2. The intermediate band solar cell of claim 1, in which the substrate comprises at least one of GaAs and Si.

3. The intermediate band solar cell of claim 2, further comprising a blocking layer between the substrate and the photovoltaic material.

4. The intermediate band solar cell of claim 3, in which the photovoltaic material comprises a first p-type portion and a second n-type portion.

5. The intermediate band solar cell of claim 1, wherein the photovoltaic material comprises AlxGa1-xNyAs1-y, wherein x is between approximately 0.3 and approximately 0.5 and y is between approximately 0 and approximately 0.05.

6. The intermediate band solar cell of claim 1, wherein the photovoltaic material comprises AlzGa1-zAs1-x-yNxSby.

7. The intermediate band solar cell of claim 1, wherein the photovoltaic material comprises AlInGaNAsBi.

8. An apparatus, comprising:

a first junction comprising a first material and a second material,

wherein the first material and the second material comprise a III-V semiconductor alloy with an intermediate energy band, the first and the second material comprising an AlGaAsN alloy, and

wherein the first material is p-type and the second material is n-type.

9. The apparatus of claim 8, further comprising a substrate comprising at least one of GaAs and Si, wherein the first junction is deposited on the substrate.

10. The apparatus of claim 9, further comprising a blocking layer between the substrate and the first junction.

11. The apparatus of claim 8, wherein the first material comprises AlxGa1-XNyAs1-y, wherein x is between approximately 0.3 and approximately 0.5 and y is between approximately 0 and approximately 0.05.

12. The apparatus of claim 8, wherein the first material comprises AlzGa1-zAs1-x-yNxSby.

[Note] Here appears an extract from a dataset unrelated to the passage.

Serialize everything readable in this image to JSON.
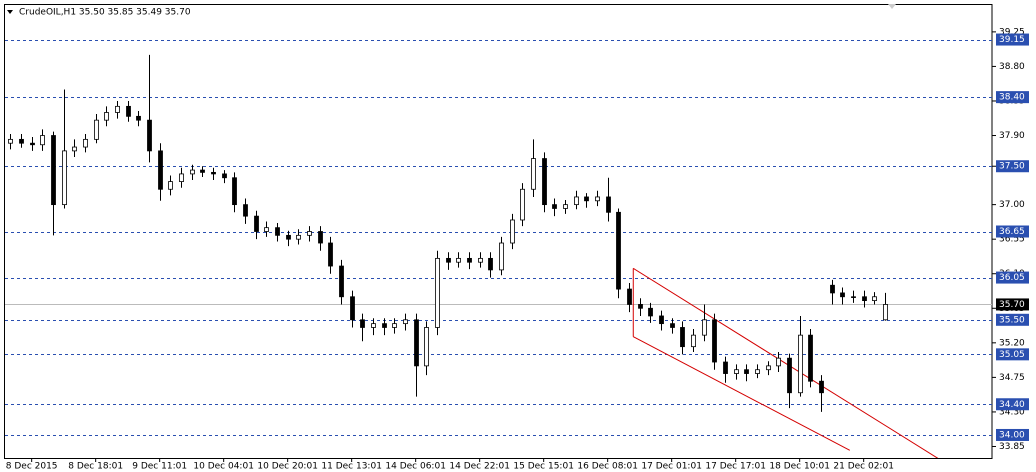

13. The apparatus of claim 8, wherein the first material comprises AlInGaNAsBi.

14. A method, comprising:

forming a photovoltaic material on a substrate,

wherein forming the photovoltaic material comprises forming a photovoltaic material with an impurity to split a conduction band of the photovoltaic material into two intermediate sub-bands,

wherein forming the photovoltaic material comprises forming an AlGaAsN alloy.

15. The method of claim 14, wherein the step of forming the photovoltaic material comprises forming an AlGaAs alloy on a GaAs substrate.

16. The method of claim 15, further comprising forming a blocking layer on the substrate before forming the photovoltaic material on the substrate.

17. The method of claim 15, wherein the step of forming the photovoltaic material comprises:

forming a p-type photovoltaic material; and

forming a second n-type photovoltaic material.

18. The method of claim 14, wherein the step of forming the photovoltaic material comprises forming AlxGa1-xNyAs1-y, wherein x is between approximately 0.3 and approximately 0.5 and y is between approximately 0 and approximately 0.05.

19. The method of claim 14, wherein the step of forming the photovoltaic material comprises forming a lattice-matched photovoltaic material alloy comprising at least one of AlGaAsNSb and AlInGaNAsBi.